Ellerinin hareketi sizin için dikkat çekiciydi, bunu iyiye işaret olarak aldınız ve daha ileri gitmeye karar verdiniz. Sesli bir şekilde inlemene neden olan iki parmağını içine soktun ve başını geriye atarak gözlerini devirdin. Onun yerine Doyoung homurdandı ve derin bir iç çekti, tamamen yalnız yaşadı ama yine de yüksek sesle konuşmamaya çalıştı.
Nefesinizin hızlandığını, göğsünüzün şiddetle inip kalktığını ve elinizin ritmini artırdığınızı gördü, o da öyle yaptı. Şimdi parmakların klitorisini ovuşturuyor, karında durmadan büyüyen hissi yoğunlaştırmaya çalışıyor, gözlerin kapanıyor ve bacakların titremeye başlıyordu.
En iyi kısım henüz gelmedi. Yüzünü çabucak çevirdin, artık aynaya ihtiyacın kalmadı ve Doyoung'un penceresine baktın. Gözleri de sarkıktı, ağzı aralıktı ve alnı su ve ter karışımından ıslanmıştı. Ona baktığını ve bunu yaparken mastürbasyon yaptığını keşfetmesi uzun sürmedi.

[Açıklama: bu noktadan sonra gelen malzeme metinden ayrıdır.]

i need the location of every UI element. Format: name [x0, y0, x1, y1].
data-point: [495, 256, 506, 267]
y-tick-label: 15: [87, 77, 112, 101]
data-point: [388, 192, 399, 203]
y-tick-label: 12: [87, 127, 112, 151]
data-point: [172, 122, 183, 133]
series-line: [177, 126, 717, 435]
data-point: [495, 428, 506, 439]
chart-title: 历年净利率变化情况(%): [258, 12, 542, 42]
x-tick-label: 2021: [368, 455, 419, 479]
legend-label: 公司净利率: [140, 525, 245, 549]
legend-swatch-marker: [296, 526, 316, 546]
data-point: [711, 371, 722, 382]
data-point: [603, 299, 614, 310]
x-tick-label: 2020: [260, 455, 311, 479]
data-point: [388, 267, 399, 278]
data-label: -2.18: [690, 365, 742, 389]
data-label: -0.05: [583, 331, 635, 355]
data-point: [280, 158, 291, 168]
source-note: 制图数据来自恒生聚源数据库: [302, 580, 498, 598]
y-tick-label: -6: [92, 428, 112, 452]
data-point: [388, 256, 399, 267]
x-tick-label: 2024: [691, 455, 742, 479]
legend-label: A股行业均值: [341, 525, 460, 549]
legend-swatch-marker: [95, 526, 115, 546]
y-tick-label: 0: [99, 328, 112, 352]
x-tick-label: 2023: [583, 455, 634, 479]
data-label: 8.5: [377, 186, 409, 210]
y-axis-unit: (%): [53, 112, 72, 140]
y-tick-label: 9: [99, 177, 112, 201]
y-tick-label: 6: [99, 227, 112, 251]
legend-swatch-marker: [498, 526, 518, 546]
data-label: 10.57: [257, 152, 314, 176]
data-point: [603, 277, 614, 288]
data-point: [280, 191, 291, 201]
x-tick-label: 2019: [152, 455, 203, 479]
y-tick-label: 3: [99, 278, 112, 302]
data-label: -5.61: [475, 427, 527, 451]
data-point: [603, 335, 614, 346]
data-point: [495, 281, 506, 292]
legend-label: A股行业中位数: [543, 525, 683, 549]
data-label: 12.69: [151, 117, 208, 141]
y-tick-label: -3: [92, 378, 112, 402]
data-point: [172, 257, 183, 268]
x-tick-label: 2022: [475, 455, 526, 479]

Doyoung biraz utanmış hissetti, ancak bu onun ruh halini öldürmedi. Aynı duygu onu seninle aynı anda şehvetinin zirvesine. Onun duyabileceği yüksek, tiz bir inilti çıkardın ve muhtemelen diğer komşular da duyabilirdi.
Şimdi evet, sanki biri vücuduna bir kova buz atmış gibiydi. Havlusunun üzerinde geldiğini, yine terlediğini ve hepsinden kötüsünü görünce lanet etti:
Adını bile bilmediği bir kişinin önünde mastürbasyon yaptığını ve o kişinin de onun önünde mastürbasyon yaptığını.
Işığı kapattığı için minnettardı, bununla ne kadar kızardığını gizleyebildi. Siz odanızdan memnun bir şekilde gülümsediniz, görünüşe göre komşunuz biraz utangaçtı ve bununla umuyordunuz, utangaçlığı biraz geçer. Her neyse, bu günlerde yardıma ihtiyaç duyma bahanesiyle onun evine gelmenin iyi bir fikir olacağını düşündün.
Seninle bir sikişmeye karşı koyamazdı.